"I knew we should have a death in the house before long. There's been a winding-sheet in the candle twice this week; and on Sunday night as I came over the marshes three corpse-candles appeared there, and seemed to follow me all the way across. I didn't think it would be the Squire, though: I thought of Bolton's wife."
Bolton was the coachman, and his wife was delicate.
"Hush, granny!" reproved Hubert; "all that is nonsense, you know. Why does not the Squire call in further advice?" he added after a pause. "Spreckley's not good for much save a gossip."
"I asked him why not," said Aaron; "but he seems to think his time is come. If they could only keep him alive till next April, he says: that's all he harps upon."
"And I am sure there must be means of doing it," cried Hubert. "What one medical man can't do, another may. I have a great mind to call in Dr. Jago--saying nothing about it beforehand. He is wonderfully clever."
"The master might not forgive you, Hubert."
"But if the new man could prolong his life!" debated Hubert. "I'll think about it," he added, catching up his low-crowned hat.
He walked across the yard in his well-made shooting-coat that a lord might wear, and whistled to one of the dogs. The two housemaids stood in what was called the keeping-room, ironing fine things at the table underneath the window. They looked after the young man with admiring eyes. He held himself aloof from them, as a master does from a servant, but the girls liked him, for in manner to them he was civil and kind.
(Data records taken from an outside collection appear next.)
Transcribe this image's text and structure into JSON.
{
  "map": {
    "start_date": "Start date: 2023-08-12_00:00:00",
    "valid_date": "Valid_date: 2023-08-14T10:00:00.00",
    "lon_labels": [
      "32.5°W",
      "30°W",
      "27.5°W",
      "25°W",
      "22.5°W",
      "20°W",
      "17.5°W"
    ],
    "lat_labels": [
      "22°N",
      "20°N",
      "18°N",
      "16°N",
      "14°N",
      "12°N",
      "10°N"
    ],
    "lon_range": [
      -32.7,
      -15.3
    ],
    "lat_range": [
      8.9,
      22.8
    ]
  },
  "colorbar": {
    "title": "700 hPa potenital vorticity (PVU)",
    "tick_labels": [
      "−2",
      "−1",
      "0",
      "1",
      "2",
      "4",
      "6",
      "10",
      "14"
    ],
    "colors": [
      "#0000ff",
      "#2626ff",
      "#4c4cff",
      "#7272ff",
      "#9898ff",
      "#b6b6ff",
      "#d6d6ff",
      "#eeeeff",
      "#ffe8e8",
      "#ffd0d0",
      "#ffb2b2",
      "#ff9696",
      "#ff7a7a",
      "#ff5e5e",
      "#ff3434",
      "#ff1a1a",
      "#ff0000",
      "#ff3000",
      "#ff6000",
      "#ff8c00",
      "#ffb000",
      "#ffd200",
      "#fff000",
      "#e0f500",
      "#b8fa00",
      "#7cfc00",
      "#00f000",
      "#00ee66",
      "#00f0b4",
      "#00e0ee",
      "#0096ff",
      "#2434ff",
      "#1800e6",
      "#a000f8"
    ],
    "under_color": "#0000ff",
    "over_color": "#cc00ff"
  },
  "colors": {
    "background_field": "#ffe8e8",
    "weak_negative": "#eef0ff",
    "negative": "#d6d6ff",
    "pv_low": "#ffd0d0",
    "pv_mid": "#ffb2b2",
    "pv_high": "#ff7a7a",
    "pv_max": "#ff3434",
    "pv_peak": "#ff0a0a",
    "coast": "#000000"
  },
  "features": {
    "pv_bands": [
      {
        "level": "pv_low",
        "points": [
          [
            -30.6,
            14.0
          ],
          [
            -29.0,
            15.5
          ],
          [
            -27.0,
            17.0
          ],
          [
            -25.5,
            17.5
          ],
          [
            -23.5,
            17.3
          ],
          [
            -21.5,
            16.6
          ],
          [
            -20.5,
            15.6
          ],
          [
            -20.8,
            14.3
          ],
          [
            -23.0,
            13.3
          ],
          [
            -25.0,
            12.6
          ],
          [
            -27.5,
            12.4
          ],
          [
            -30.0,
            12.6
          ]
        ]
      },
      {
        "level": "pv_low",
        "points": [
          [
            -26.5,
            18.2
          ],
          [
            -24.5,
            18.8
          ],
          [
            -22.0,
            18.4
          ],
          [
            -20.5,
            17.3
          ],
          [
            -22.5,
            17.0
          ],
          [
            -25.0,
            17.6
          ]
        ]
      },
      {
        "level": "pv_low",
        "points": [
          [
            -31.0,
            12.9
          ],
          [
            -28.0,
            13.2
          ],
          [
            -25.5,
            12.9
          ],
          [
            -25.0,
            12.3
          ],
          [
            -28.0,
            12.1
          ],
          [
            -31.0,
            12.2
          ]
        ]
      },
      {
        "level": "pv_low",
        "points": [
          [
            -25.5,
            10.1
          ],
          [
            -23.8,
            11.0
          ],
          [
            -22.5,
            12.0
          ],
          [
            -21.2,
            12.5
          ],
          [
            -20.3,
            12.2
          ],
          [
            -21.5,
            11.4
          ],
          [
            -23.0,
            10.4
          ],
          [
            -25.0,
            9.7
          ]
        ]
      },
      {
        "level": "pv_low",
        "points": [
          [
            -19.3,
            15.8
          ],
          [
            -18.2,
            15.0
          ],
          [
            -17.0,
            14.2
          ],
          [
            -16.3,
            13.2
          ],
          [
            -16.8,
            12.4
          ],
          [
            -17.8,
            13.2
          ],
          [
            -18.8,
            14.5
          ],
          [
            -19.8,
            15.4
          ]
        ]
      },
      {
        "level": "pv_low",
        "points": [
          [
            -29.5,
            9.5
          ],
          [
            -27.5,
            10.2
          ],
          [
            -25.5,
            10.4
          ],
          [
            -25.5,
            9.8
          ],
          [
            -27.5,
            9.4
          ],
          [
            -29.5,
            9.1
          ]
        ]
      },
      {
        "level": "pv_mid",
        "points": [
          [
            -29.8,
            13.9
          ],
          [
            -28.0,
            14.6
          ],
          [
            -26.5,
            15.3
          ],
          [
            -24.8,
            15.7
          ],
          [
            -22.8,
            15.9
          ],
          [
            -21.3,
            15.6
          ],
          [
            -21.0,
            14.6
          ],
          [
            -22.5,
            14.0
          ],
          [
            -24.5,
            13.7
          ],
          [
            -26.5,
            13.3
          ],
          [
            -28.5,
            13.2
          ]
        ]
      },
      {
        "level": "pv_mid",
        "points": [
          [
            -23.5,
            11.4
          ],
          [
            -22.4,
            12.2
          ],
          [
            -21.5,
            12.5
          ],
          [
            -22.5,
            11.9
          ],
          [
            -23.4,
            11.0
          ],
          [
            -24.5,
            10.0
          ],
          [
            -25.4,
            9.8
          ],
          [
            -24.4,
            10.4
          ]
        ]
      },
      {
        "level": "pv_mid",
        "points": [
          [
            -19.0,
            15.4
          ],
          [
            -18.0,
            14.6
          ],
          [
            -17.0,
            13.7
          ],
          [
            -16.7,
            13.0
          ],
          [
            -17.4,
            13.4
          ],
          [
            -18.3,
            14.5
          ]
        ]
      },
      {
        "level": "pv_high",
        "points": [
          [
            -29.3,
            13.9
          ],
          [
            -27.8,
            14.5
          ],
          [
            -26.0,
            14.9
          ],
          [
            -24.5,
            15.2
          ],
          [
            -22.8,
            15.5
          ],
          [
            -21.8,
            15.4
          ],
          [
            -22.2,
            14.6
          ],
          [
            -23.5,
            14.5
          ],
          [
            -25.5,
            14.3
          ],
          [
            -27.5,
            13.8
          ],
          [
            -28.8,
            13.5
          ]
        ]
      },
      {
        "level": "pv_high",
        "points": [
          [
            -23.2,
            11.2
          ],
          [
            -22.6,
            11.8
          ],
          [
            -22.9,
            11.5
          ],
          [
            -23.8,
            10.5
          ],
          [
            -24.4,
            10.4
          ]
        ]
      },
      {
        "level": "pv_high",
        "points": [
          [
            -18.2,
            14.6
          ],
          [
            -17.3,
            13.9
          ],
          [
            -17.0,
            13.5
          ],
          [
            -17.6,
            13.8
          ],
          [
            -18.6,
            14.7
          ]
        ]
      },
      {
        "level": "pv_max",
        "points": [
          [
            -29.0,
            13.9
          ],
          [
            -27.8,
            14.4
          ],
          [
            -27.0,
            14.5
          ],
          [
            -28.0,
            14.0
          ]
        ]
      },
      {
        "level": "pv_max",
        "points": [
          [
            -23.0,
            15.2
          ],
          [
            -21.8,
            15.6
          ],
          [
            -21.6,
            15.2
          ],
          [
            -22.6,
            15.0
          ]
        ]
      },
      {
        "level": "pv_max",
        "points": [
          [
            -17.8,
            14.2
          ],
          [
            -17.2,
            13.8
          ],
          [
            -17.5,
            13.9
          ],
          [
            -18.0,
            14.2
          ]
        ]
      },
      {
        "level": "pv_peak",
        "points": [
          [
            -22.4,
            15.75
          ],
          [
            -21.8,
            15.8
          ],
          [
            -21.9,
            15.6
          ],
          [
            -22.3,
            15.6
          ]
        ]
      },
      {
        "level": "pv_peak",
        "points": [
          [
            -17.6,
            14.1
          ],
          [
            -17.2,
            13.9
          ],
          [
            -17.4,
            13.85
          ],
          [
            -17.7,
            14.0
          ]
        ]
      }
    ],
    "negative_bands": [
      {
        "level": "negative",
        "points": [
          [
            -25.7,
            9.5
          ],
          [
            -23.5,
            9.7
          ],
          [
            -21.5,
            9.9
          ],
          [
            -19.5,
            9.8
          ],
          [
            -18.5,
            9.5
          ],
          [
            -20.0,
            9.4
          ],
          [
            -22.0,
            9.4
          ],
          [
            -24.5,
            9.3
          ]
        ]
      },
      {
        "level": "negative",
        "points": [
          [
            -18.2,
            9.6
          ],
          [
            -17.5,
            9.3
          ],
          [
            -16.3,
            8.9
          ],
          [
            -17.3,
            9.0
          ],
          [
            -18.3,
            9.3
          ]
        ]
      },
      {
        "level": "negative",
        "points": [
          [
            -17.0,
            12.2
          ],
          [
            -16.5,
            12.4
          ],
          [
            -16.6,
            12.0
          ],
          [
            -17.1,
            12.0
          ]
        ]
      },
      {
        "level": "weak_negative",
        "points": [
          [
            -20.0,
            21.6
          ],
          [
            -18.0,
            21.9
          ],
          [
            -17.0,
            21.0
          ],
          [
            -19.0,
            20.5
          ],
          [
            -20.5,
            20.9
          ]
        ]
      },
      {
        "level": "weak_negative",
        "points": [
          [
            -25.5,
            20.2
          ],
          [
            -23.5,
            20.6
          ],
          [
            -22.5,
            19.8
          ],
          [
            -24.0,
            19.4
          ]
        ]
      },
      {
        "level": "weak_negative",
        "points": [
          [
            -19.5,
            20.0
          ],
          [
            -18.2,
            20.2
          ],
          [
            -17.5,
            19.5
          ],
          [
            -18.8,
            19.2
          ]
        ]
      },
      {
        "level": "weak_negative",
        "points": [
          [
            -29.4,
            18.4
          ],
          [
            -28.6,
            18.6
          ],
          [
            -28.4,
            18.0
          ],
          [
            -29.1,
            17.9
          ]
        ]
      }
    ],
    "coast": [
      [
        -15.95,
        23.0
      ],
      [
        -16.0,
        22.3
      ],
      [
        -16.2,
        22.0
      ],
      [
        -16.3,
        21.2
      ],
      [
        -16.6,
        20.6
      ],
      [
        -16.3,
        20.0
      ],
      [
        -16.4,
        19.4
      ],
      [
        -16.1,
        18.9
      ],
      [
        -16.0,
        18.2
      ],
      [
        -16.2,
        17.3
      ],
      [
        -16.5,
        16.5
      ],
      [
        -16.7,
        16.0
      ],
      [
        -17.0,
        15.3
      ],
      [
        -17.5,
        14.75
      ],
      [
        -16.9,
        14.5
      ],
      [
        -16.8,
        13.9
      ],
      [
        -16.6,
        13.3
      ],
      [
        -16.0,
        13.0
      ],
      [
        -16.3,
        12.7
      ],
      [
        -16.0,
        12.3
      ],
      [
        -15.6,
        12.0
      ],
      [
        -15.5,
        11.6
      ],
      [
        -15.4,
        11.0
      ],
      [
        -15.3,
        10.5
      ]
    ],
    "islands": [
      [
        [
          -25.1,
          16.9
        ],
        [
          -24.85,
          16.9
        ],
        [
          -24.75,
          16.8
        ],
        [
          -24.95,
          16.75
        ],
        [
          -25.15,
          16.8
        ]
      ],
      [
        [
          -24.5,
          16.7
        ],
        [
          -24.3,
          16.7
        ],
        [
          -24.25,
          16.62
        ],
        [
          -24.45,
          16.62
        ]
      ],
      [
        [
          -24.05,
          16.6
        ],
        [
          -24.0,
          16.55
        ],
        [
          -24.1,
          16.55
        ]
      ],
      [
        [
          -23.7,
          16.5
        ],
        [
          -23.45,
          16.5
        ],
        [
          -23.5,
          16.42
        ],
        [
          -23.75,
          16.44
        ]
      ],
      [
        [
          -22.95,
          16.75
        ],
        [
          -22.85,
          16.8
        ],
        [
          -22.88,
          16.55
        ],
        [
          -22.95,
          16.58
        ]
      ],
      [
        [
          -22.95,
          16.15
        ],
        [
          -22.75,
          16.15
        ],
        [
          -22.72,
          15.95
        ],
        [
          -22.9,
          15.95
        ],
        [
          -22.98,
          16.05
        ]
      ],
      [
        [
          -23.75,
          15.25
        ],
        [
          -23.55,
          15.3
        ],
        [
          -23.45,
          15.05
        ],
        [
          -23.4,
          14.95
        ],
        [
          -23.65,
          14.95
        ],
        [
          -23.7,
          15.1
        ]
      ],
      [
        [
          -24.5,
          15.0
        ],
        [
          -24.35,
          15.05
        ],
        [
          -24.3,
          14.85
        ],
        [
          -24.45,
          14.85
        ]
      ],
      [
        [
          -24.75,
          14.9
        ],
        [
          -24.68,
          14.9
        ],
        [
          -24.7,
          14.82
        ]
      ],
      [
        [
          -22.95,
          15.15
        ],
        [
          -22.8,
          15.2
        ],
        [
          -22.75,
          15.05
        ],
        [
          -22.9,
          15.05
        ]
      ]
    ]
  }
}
"Is he not handsome?" cried Ann. "And aren't both the old people proud of him?"
"What do you think I saw last night?" said Martha in a low tone, as Hubert Stone disappeared through the green door leading to the shrubbery. "I was coming home from that errand to Nullington, when, out there in the park, hiding behind a tree and peering at our windows here, was a grey figure that one might have taken for a ghost--poor Susan Keen. She did give me a turn, though."